My dad, my favorite amateur (as in, non-professional) grammarian, died last week at the age of eighty-six. Dad could, in one breath, chide me for ending a sentence with a preposition and quote Winston Churchill’s famous comment on pedantry. From my father, I learned both the love of language and the frustration of perfectionism.
As a child, I imagined myself to be more like my father than my mother. After all, I had his big, dark eyes, his patrician nose, and sturdy, rectangular German face. I saw him as analytical, brilliant, and in his silence which I reflected much of the time, distant. He was affectionate and protective with me, but he was a man in his own head more often than not, a trait he passed on to his children.
Although Dad was always in thought, that didn’t prevent him from holding me next to him while he watched the BBC or Cronkite, then later carrying me to my room and tucking me into bed. He was no “sit down to a play tea party” dad, nor did I want that, as I was the child that stayed in my room and listened to my 45s and read books or played alone most happily.
In my teens, this kind of arms-length parenting continued but I never felt unloved. I admired him and wanted all the more to be like him. I was going to be a scientist like him (with writing on the side). I was going to do it all right. I was going to make him proud of me.
You can see where that’s going, right?
I got pregnant (magic!) at eighteen and Dad and Momma were none too happy, but they gritted their teeth and we all got through it. On the other side of the turmoil was an amazing little girl with whom he immediately fell in love. (Look dad! No ending preposition.)

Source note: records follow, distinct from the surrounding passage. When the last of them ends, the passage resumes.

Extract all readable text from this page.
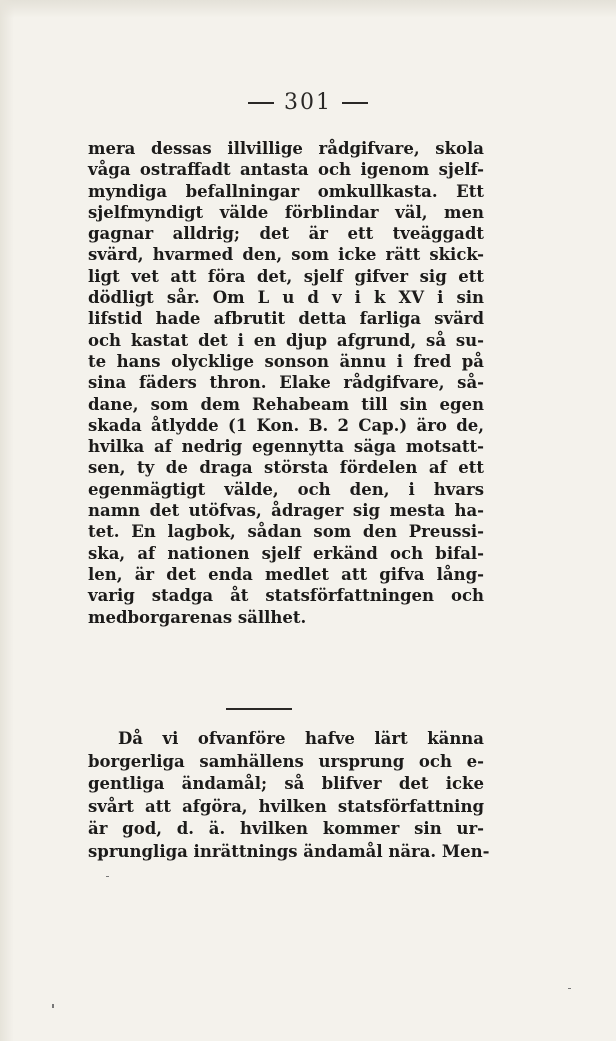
301
mera dessas illvillige rådgifvare, skola
våga ostraffadt antasta och igenom sjelf-
myndiga befallningar omkullkasta. Ett
sjelfmyndigt välde förblindar väl, men
gagnar alldrig; det är ett tveäggadt
svärd, hvarmed den, som icke rätt skick-
ligt vet att föra det, sjelf gifver sig ett
dödligt sår. Om L u d v i k XV i sin
lifstid hade afbrutit detta farliga svärd
och kastat det i en djup afgrund, så su-
te hans olycklige sonson ännu i fred på
sina fäders thron. Elake rådgifvare, så-
dane, som dem Rehabeam till sin egen
skada åtlydde (1 Kon. B. 2 Cap.) äro de,
hvilka af nedrig egennytta säga motsatt-
sen, ty de draga största fördelen af ett
egenmägtigt välde, och den, i hvars
namn det utöfvas, ådrager sig mesta ha-
tet. En lagbok, sådan som den Preussi-
ska, af nationen sjelf erkänd och bifal-
len, är det enda medlet att gifva lång-
varig stadga åt statsförfattningen och
medborgarenas sällhet.
Då vi ofvanföre hafve lärt känna
borgerliga samhällens ursprung och e-
gentliga ändamål; så blifver det icke
svårt att afgöra, hvilken statsförfattning
är god, d. ä. hvilken kommer sin ur-
sprungliga inrättnings ändamål nära. Men-
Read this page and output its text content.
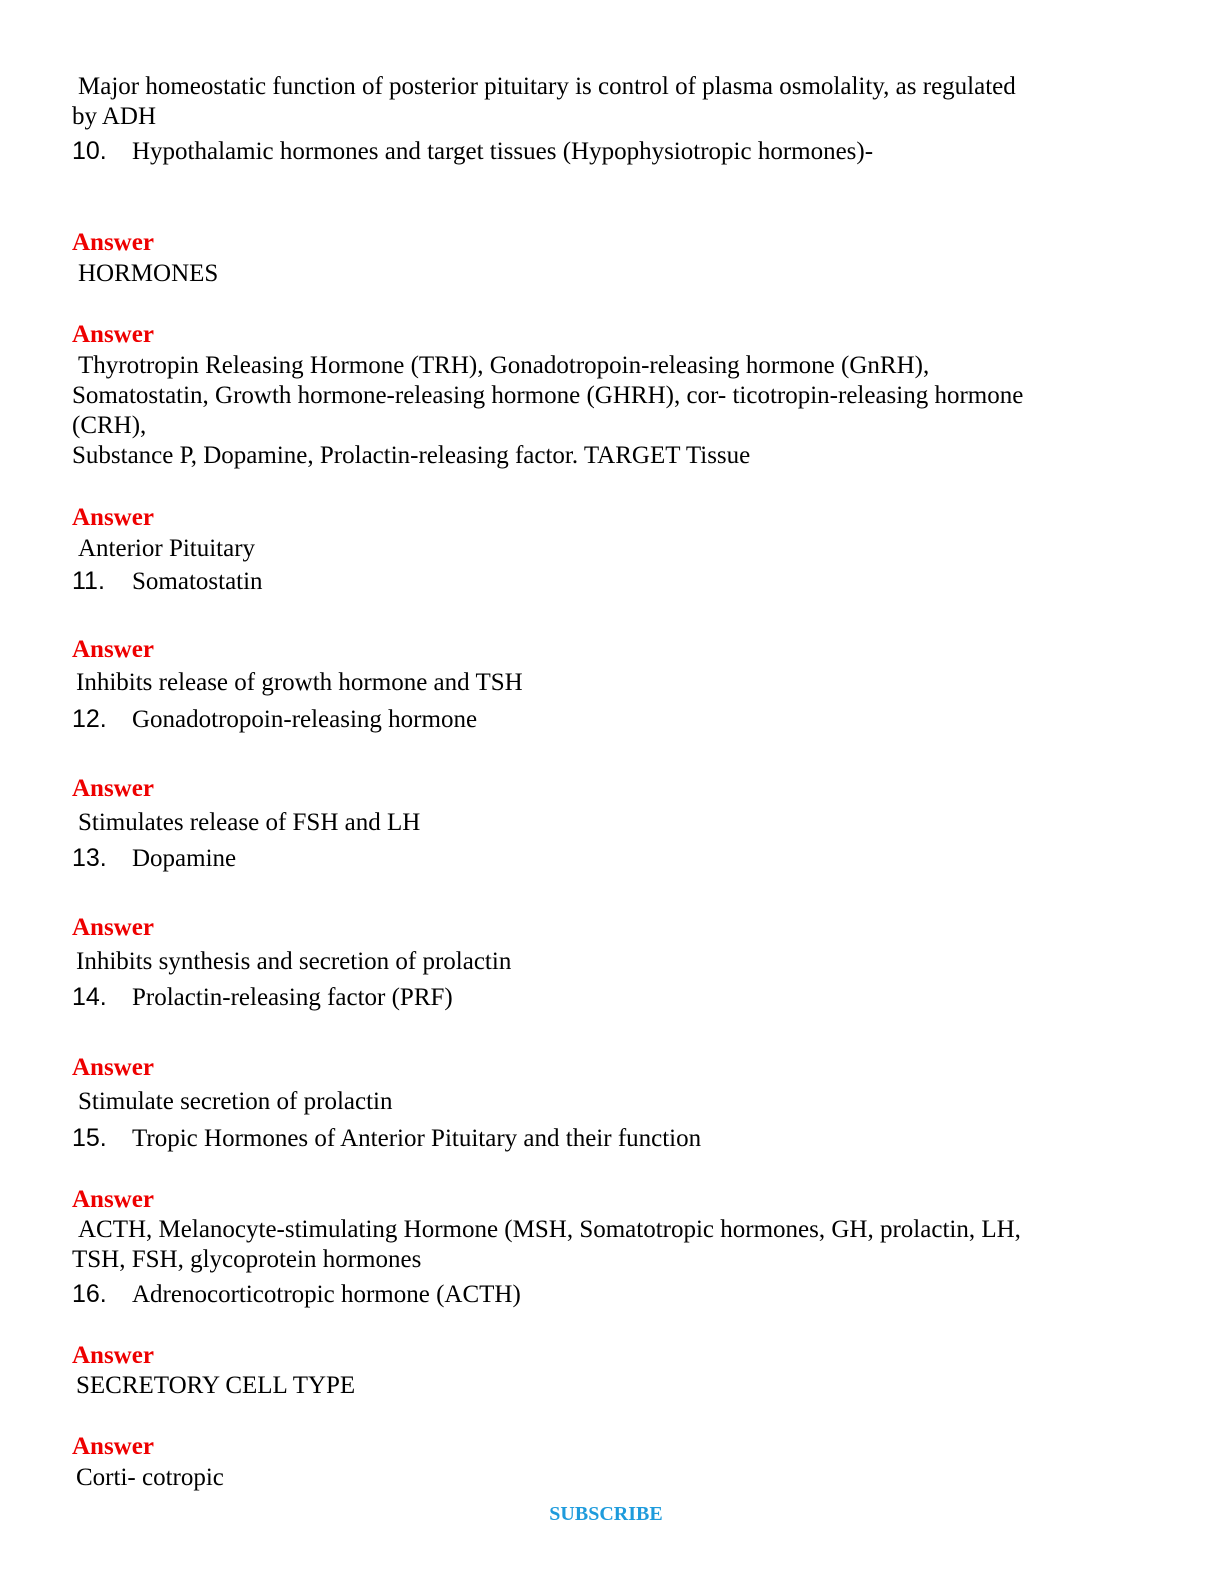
Major homeostatic function of posterior pituitary is control of plasma osmolality, as regulated
by ADH
10. Hypothalamic hormones and target tissues (Hypophysiotropic hormones)-
Answer
HORMONES
Answer
Thyrotropin Releasing Hormone (TRH), Gonadotropoin-releasing hormone (GnRH),
Somatostatin, Growth hormone-releasing hormone (GHRH), cor- ticotropin-releasing hormone
(CRH),
Substance P, Dopamine, Prolactin-releasing factor. TARGET Tissue
Answer
Anterior Pituitary
11. Somatostatin
Answer
Inhibits release of growth hormone and TSH
12. Gonadotropoin-releasing hormone
Answer
Stimulates release of FSH and LH
13. Dopamine
Answer
Inhibits synthesis and secretion of prolactin
14. Prolactin-releasing factor (PRF)
Answer
Stimulate secretion of prolactin
15. Tropic Hormones of Anterior Pituitary and their function
Answer
ACTH, Melanocyte-stimulating Hormone (MSH, Somatotropic hormones, GH, prolactin, LH,
TSH, FSH, glycoprotein hormones
16. Adrenocorticotropic hormone (ACTH)
Answer
SECRETORY CELL TYPE
Answer
Corti- cotropic
SUBSCRIBE
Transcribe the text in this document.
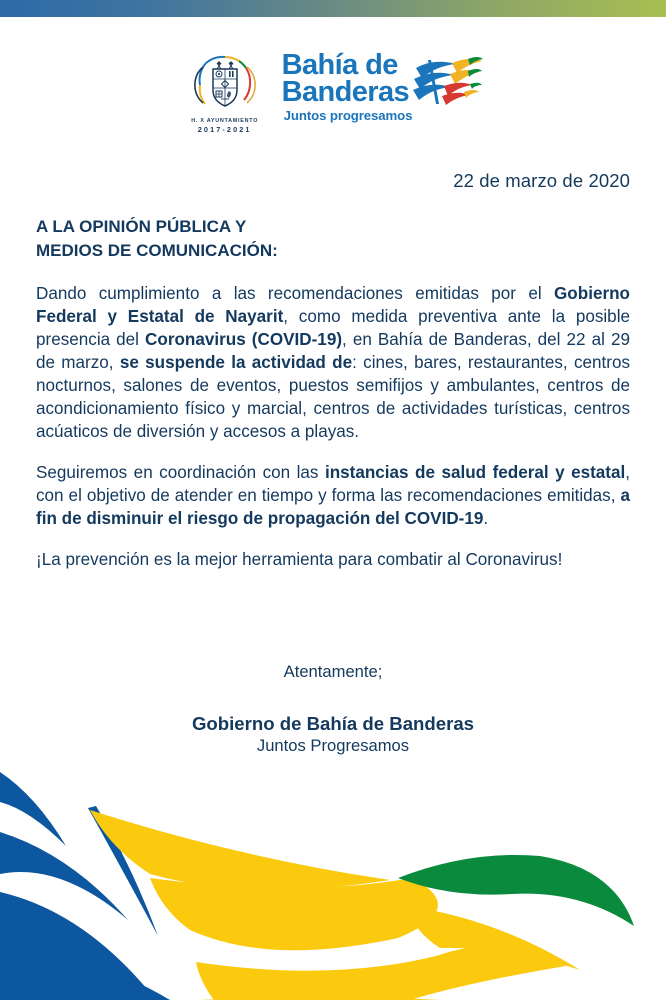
H. X AYUNTAMIENTO
2017-2021
Bahía de
Banderas
Juntos progresamos
22 de marzo de 2020
A LA OPINIÓN PÚBLICA Y
MEDIOS DE COMUNICACIÓN:

Dando cumplimiento a las recomendaciones emitidas por el Gobierno Federal y Estatal de Nayarit, como medida preventiva ante la posible presencia del Coronavirus (COVID-19), en Bahía de Banderas, del 22 al 29 de marzo, se suspende la actividad de: cines, bares, restaurantes, centros nocturnos, salones de eventos, puestos semifijos y ambulantes, centros de acondicionamiento físico y marcial, centros de actividades turísticas, centros acúaticos de diversión y accesos a playas.

Seguiremos en coordinación con las instancias de salud federal y estatal, con el objetivo de atender en tiempo y forma las recomendaciones emitidas, a fin de disminuir el riesgo de propagación del COVID-19.

¡La prevención es la mejor herramienta para combatir al Coronavirus!

Atentamente;
Gobierno de Bahía de Banderas
Juntos Progresamos
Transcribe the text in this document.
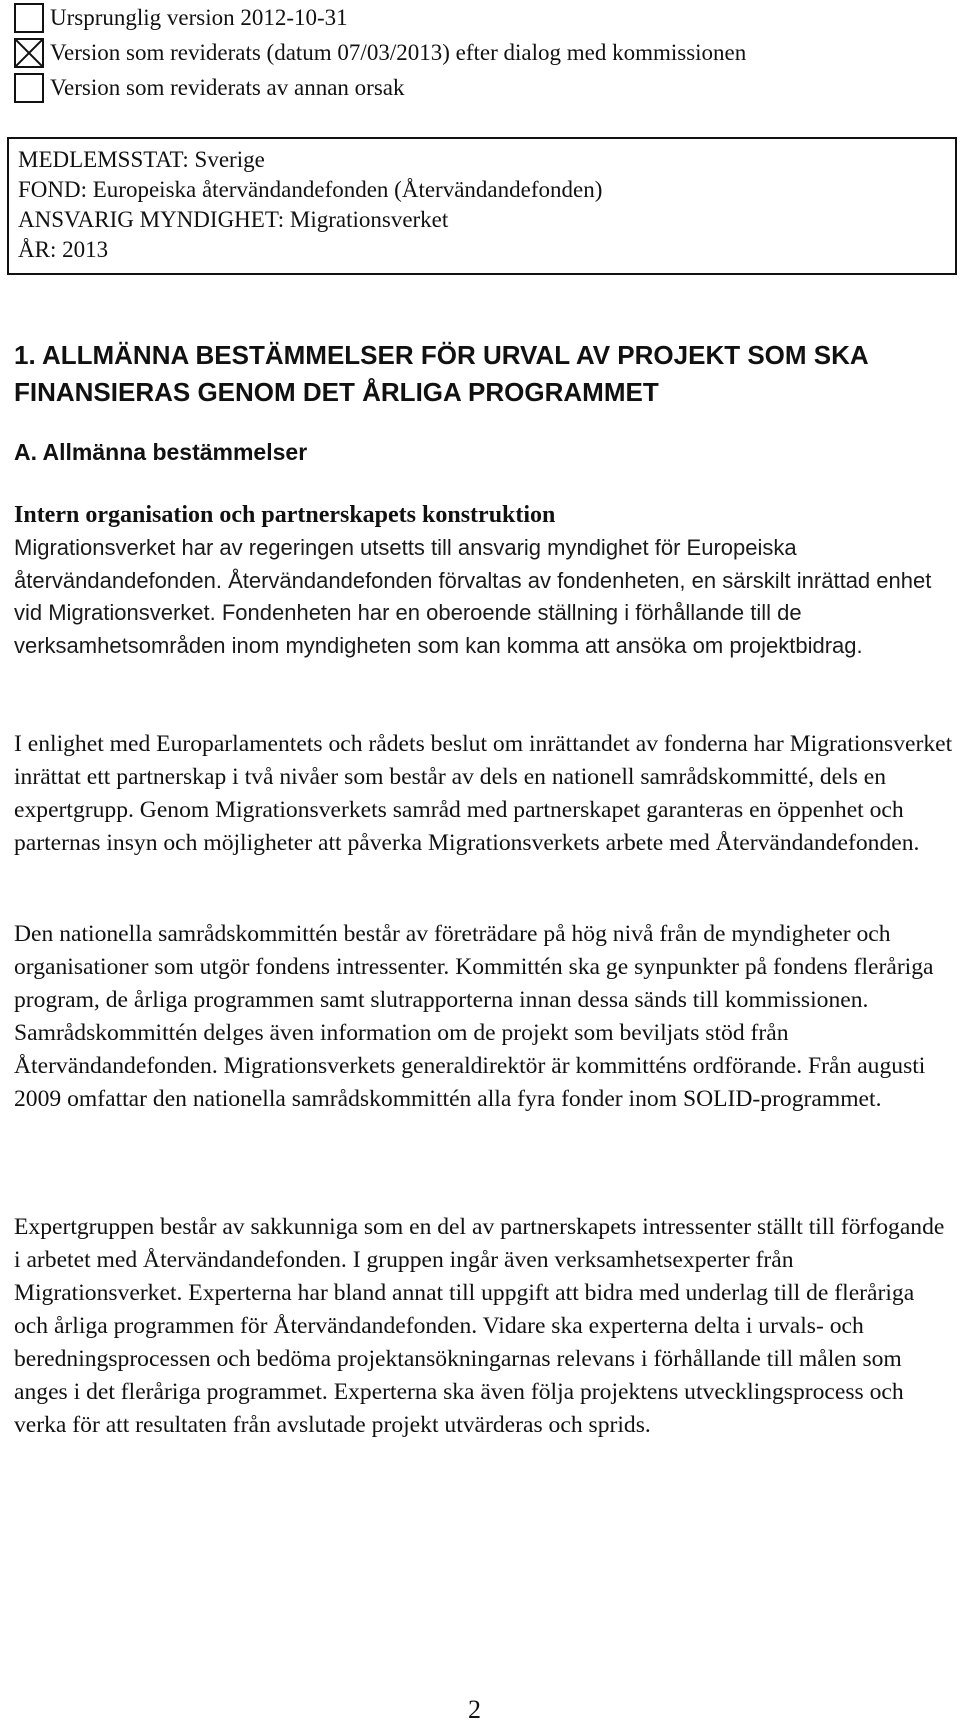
Ursprunglig version 2012-10-31
Version som reviderats (datum 07/03/2013) efter dialog med kommissionen
Version som reviderats av annan orsak
MEDLEMSSTAT: Sverige
FOND: Europeiska återvändandefonden (Återvändandefonden)
ANSVARIG MYNDIGHET: Migrationsverket
ÅR: 2013
1. ALLMÄNNA BESTÄMMELSER FÖR URVAL AV PROJEKT SOM SKA FINANSIERAS GENOM DET ÅRLIGA PROGRAMMET
A. Allmänna bestämmelser
Intern organisation och partnerskapets konstruktion
Migrationsverket har av regeringen utsetts till ansvarig myndighet för Europeiska återvändandefonden. Återvändandefonden förvaltas av fondenheten, en särskilt inrättad enhet vid Migrationsverket. Fondenheten har en oberoende ställning i förhållande till de verksamhetsområden inom myndigheten som kan komma att ansöka om projektbidrag.
I enlighet med Europarlamentets och rådets beslut om inrättandet av fonderna har Migrationsverket inrättat ett partnerskap i två nivåer som består av dels en nationell samrådskommitté, dels en expertgrupp. Genom Migrationsverkets samråd med partnerskapet garanteras en öppenhet och parternas insyn och möjligheter att påverka Migrationsverkets arbete med Återvändandefonden.
Den nationella samrådskommittén består av företrädare på hög nivå från de myndigheter och organisationer som utgör fondens intressenter. Kommittén ska ge synpunkter på fondens fleråriga program, de årliga programmen samt slutrapporterna innan dessa sänds till kommissionen. Samrådskommittén delges även information om de projekt som beviljats stöd från Återvändandefonden. Migrationsverkets generaldirektör är kommitténs ordförande. Från augusti 2009 omfattar den nationella samrådskommittén alla fyra fonder inom SOLID-programmet.
Expertgruppen består av sakkunniga som en del av partnerskapets intressenter ställt till förfogande i arbetet med Återvändandefonden. I gruppen ingår även verksamhetsexperter från Migrationsverket. Experterna har bland annat till uppgift att bidra med underlag till de fleråriga och årliga programmen för Återvändandefonden. Vidare ska experterna delta i urvals- och beredningsprocessen och bedöma projektansökningarnas relevans i förhållande till målen som anges i det fleråriga programmet. Experterna ska även följa projektens utvecklingsprocess och verka för att resultaten från avslutade projekt utvärderas och sprids.
2
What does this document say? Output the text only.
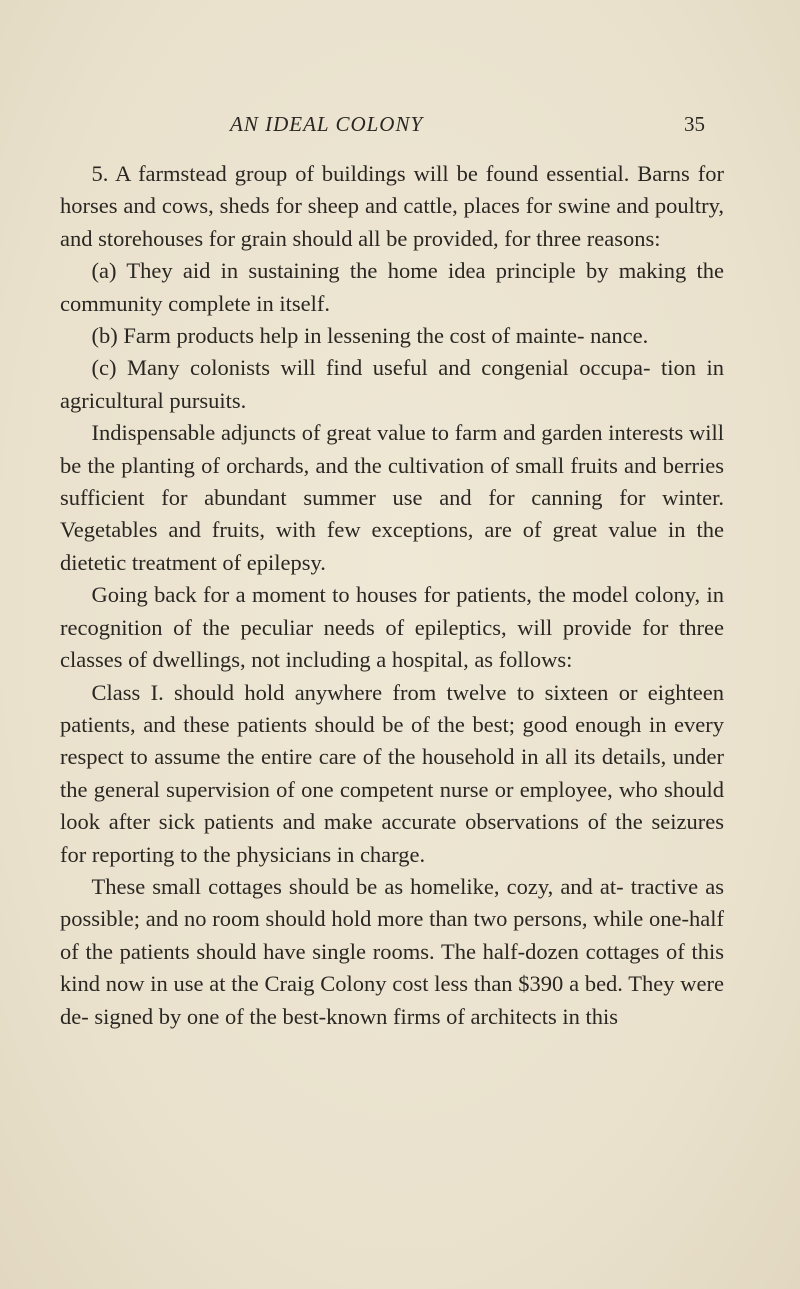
AN IDEAL COLONY	35

5. A farmstead group of buildings will be found essential. Barns for horses and cows, sheds for sheep and cattle, places for swine and poultry, and storehouses for grain should all be provided, for three reasons:

(a) They aid in sustaining the home idea principle by making the community complete in itself.

(b) Farm products help in lessening the cost of mainte- nance.

(c) Many colonists will find useful and congenial occupa- tion in agricultural pursuits.

Indispensable adjuncts of great value to farm and garden interests will be the planting of orchards, and the cultivation of small fruits and berries sufficient for abundant summer use and for canning for winter. Vegetables and fruits, with few exceptions, are of great value in the dietetic treatment of epilepsy.

Going back for a moment to houses for patients, the model colony, in recognition of the peculiar needs of epileptics, will provide for three classes of dwellings, not including a hospital, as follows:

Class I. should hold anywhere from twelve to sixteen or eighteen patients, and these patients should be of the best; good enough in every respect to assume the entire care of the household in all its details, under the general supervision of one competent nurse or employee, who should look after sick patients and make accurate observations of the seizures for reporting to the physicians in charge.

These small cottages should be as homelike, cozy, and at- tractive as possible; and no room should hold more than two persons, while one-half of the patients should have single rooms. The half-dozen cottages of this kind now in use at the Craig Colony cost less than $390 a bed. They were de- signed by one of the best-known firms of architects in this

The shift in him, from man in his head to the man interacting with the world was subtle but visible. After my first husband and daughter and I moved home for a short time to get on our feet, Dad and Momma developed a strong bond with their first granddaughter, and Dad softened. On one occasion, my older brother dropped by for a visit. Dad stood up, strode to my brother, greeted him, and hugged him for the first time in possibly years. My brother and mother stood with mouths agape.
Later, when I remarried, he not only accepted but loved and respected my second husband. In the long run, he respected my late-gained degree and would ask me biology and medical questions.
Another expansion of his awareness occurred years later when my niece’s son was born and survived a harrowing birth. I spoke to him not long after. With a trembling voice, this longtime avowed agnostic told me, “someone or something kept [his great grandson] with us.”
Daddy spent sixty-four years with his one great love. After Momma died, he shuffled around the nursing home where the two of them had shared a room for some time. He died a little more than two weeks before the anniversary of Momma’s death.
Over the years, I have evolved to be more like my mother in many ways, both emotionally and physically: more chatty, more approachable, and more padded around the middle. Yet I carry much of my father’s skepticism and contrariness with me. Over the years, Dad had evolved in many ways but, toward the end, he retreated, understandably, back into his own head where, I imagine, he and his wife were whole and happy again. When I spoke to him last he said, uncharacteristically for that curmudgeonly old grammarian, “I love love you completely.” I knew what he was telling me. That he was probably saying goodbye for the last time. I just thought he was mistaken.
I love love you completely, Dad. I will miss you always.